Case in point, you didn’t even realize that you made an unintentional reference. There is a very large fandom of a famous online D&D playing group who are called “Critters.” (The group is Critical Role, so the nickname makes sense.)
Of course, were you to do this in a paying product, I’d advise you to act like you’d done it on purpose. 😉
OTOH, it has been my observation that the best GameLit plays light and fast with the rules.
That’s the big cup approach. Most people aren’t big D&D nerds. Some of the D?&D nerds will be so off put that they won’t buy the book, but most of them seem to sau “hey! D&D reference/setting. Imma give it a try!”
Then you might get the normies that might’ve sorta heard of D&D, but are just in it for generic but good fantasy and characters that aren’t diversicrap.

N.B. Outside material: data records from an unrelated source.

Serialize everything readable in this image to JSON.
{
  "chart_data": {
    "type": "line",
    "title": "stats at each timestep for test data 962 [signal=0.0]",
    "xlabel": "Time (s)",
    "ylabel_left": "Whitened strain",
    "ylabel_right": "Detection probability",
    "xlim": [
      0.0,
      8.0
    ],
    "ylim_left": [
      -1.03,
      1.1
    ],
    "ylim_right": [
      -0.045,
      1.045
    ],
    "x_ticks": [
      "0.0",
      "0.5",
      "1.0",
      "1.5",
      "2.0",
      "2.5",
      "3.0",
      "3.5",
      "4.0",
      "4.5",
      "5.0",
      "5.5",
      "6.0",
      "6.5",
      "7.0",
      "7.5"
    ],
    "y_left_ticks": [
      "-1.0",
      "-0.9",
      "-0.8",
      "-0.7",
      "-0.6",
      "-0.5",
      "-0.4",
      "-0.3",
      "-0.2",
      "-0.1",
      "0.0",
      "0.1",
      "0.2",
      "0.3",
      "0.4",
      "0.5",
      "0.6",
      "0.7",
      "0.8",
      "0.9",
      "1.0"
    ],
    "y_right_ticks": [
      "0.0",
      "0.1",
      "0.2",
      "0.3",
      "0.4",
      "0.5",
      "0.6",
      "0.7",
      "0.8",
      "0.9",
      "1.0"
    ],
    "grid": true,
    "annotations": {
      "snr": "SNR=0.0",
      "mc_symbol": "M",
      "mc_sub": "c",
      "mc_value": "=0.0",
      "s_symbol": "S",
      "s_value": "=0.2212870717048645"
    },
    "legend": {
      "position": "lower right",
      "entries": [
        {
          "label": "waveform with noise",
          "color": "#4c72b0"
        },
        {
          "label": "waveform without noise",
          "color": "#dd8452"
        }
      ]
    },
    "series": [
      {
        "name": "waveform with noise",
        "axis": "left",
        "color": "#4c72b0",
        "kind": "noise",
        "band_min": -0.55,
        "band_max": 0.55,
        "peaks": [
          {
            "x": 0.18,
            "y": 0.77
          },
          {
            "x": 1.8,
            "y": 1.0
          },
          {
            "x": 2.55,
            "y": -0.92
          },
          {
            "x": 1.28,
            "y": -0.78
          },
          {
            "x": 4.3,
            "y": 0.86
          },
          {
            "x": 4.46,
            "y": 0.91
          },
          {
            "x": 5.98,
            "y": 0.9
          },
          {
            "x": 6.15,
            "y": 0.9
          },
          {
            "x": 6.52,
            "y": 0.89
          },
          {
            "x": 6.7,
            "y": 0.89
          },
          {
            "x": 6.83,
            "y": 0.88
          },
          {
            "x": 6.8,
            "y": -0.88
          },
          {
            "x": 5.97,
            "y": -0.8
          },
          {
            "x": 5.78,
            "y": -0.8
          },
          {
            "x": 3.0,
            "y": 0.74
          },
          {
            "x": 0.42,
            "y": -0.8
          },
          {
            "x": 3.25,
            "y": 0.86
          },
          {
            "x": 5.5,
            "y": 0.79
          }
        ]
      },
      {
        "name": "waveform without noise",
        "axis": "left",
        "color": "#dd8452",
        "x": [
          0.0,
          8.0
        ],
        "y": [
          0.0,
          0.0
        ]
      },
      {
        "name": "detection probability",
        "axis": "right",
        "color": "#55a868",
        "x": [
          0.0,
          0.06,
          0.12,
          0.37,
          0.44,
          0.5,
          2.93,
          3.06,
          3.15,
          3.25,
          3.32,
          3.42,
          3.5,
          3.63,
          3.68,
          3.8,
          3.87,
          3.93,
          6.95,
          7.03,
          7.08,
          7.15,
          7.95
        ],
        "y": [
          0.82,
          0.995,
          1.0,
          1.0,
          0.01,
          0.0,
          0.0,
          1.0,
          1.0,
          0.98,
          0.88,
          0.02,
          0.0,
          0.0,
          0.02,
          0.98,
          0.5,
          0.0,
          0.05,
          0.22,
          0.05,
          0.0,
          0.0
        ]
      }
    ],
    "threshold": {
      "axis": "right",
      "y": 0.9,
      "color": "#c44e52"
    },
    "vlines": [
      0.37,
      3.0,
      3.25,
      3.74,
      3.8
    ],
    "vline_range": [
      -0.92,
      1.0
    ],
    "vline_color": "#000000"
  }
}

It’s not just the readers don’t know it. It’s that many tropes work well in one and are poison in another. I have an entire tag full of posts on my post about the DM vs. the writer on that topic.
Feel free to steal!
Flying stories tend to have a lot of boring stuff left out. Ideally, the entire flying part of the flight is boring, and the parts on the ground involving the plane are almost as boring. But no one wants to read about a ten hour flight that went really smoothly and had one moment of mild excitement when the co-pilot’s preferred supper choice wasn’t available on that leg.

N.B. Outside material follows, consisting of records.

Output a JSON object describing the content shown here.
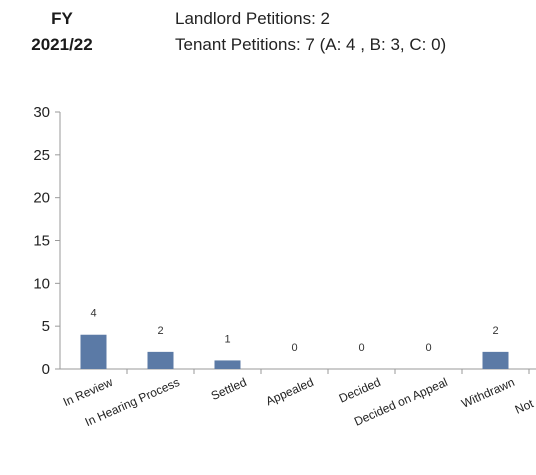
{
  "header": {
    "fiscal_year_label": "FY",
    "fiscal_year_value": "2021/22",
    "landlord_petitions": "Landlord Petitions: 2",
    "tenant_petitions": "Tenant Petitions: 7 (A: 4 , B: 3, C: 0)"
  },
  "chart_data": {
    "type": "bar",
    "categories": [
      "In Review",
      "In Hearing Process",
      "Settled",
      "Appealed",
      "Decided",
      "Decided on Appeal",
      "Withdrawn",
      "Not Accepted"
    ],
    "values": [
      4,
      2,
      1,
      0,
      0,
      0,
      2,
      0
    ],
    "data_labels": [
      "4",
      "2",
      "1",
      "0",
      "0",
      "0",
      "2",
      ""
    ],
    "yticks": [
      "0",
      "5",
      "10",
      "15",
      "20",
      "25",
      "30"
    ],
    "ylim": [
      0,
      30
    ],
    "grid": false,
    "legend": "none",
    "bar_color": "#5b7aa6"
  }
}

“Write what you know” is how you get too much modern SF/F, where it’s 10,000 years in the future and the Space Millennials are watching Space Netflix and worrying about Space Climate Change.
Obviously you haven’t been paying attention to the weather out there…

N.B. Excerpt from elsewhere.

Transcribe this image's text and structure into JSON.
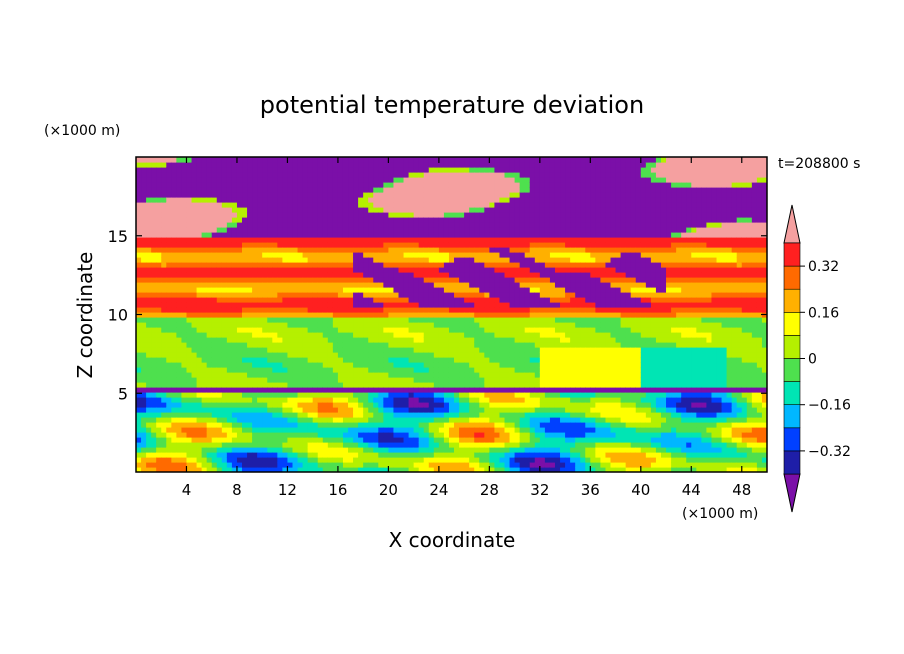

https://www.spaceweather.com/
The Space Climate Change is undoubtedly caused by all the CO2 that SpaceX methane-fueled rockets dumped into space 10,000 years earlier.
One mildly wonders what would happen if all the regulars used the title. . . .
Search engines would have migraines … Hmmmmmmmmmmm.
I observe that creating your very own imaginary world does not protect you from getting it wrong in the ideas of some readers. The sort who will lecture you about how feudalism works in your world.
Or how your imaginary language is wrong.
I stopped writing a short story once because the imaginary language was forcing me (me forcing me, really) to list out the proper declension for the modern, archaic, and truly ancient nouns (they were names of fortresses and things) into nominative, dative, genitive, etc… And then apply regional flavor.
Tolkien I am most certainly *not.* Not even a little bit. That one goes onto the shelf until that little bit of craziness settles down. I’m not purposely driving myself crazy.
No, really.
I stay off the sites to create languages BECAUSE I’m a linguist. I could drop in there and never come out as I tweaked.
To me, that actually sounds like FUN. For a while, at least. But that’s from the guy who spent his 18k-word novella making MC1 sound vaguely Aussie and MC2 speak in so thick a “Scots brogue” that it would stick to your shoes.
The thing that boggles me is how readers react to things tossed off rather carelessly at times. I occasionally get comments on how “realistic” the setting is, or how “smart” the MC appears.
I don’t get that- but I’m glad they like the story. Mostly it’s just punchy little pulp sci-fi action tidbits that somehow grew into a story. That I need to write more on.
It’s a bloody good thing I’m not writing what I know. A lot of it would be boring, and some of the interesting bits shouldn’t even be written (permission and whatnot). And, aside from the living in space bits, I wouldn’t *want* to know much about the coming apocalypse (that I hope won’t actually occur).